I have no doubt that the scheme could rationally have provided for eligibility to be determined on the basis of the deceased having fulfilled the eligibility requirements, either as well as, or instead of, applicants who themselves fulfil those requirements being able to claim even where a deceased person themselves could not have done so. The impact on family members overseas of victims who were ordinarily resident appears to have received scant consideration, including in relation to race, but I am not considering a judicial review of the lawfulness of the making of the Scheme. The issue involved unknown (though possibly modest) sums of money. It fell to be decided as part of package of measure to assist the victim of crime and to involve perpetrators in making reparation. It required (and received) a decision, involving sensitive matters of political judgment, about how far considerations of equity and social solidarity might stretch. Leaving aside any human rights considerations, there was no other legal obligation for them to stretch further: even where those international agreements to which the United Kingdom is a party do apply, they do not require compensation to be paid to non-dependants. The Scheme received democratic scrutiny, having been approved by both Houses of Parliament. It is well-recognised that the State is allowed to rely on “bright line” rules in relation to the allocation of public funds. Unless the overall cost were to increase, drawing the line to allow a person in the applicant’s position to rely on the residence status of the deceased would mean disentitling another group, such as those parents who meet the residence requirements when the deceased person did not, and it is not in my view for a court or tribunal to say that the line should have been drawn in this place rather than that. Even without the benefit of the State’s rationale in not allowing the eligibility of a deceased victim to be relied upon, I consider that the above considerations are sufficient to justify not only the imposition of the eligibility requirements under the Scheme, but the failure to make different provision to allow reliance on the deceased’s eligibility, and for the above reasons, the terms of the Scheme must in my view be respected.
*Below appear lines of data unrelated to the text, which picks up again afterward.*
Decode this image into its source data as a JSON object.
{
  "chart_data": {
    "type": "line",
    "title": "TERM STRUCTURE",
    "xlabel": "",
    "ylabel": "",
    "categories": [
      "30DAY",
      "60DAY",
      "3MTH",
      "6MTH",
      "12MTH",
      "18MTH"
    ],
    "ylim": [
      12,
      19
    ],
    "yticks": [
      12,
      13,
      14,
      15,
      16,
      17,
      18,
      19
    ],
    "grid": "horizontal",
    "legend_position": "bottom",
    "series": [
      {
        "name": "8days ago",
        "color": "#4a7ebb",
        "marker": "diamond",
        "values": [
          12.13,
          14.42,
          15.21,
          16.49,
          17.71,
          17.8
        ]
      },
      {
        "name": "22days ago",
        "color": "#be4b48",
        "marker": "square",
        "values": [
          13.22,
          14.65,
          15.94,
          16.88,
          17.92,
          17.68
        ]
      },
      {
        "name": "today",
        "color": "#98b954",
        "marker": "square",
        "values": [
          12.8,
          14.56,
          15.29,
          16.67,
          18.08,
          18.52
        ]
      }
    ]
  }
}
Were I to be wrong in my view that the basis for the differential treatment in this case does not require “weighty reasons”, I would conclude on the basis above that such reasons exist.
There are parts of the FtT’s decision in my respectful view (with the benefit of fuller submissions than the FtT will have had) which are open to some criticism. In particular its para 37 appears to assume what has to be decided, while its concern, entirely understandable, that any alternative which human rights legislation might require should not involve an impractical degree of subjectivity does not consider the possibility of linking the ability to claim in a fatal case to the eligibility of the deceased. However, in the light of the conclusions I have reached, those criticisms did not have a material impact on the outcome, so if the task for me is reviewing the FtT’s decision in relation to human rights, I would not intervene to make a quashing order. If the task for me is to conduct my own evaluation of the human rights submissions, I conclude that there is no breach of art.14 in the present case.
It remains to express regret to the parties for the very considerable delay affecting this decision. Along with the impact of Covid-19, there have been other staffing and operational issues affecting the Chamber over the last year and I am sorry that the parties have had to be so patient.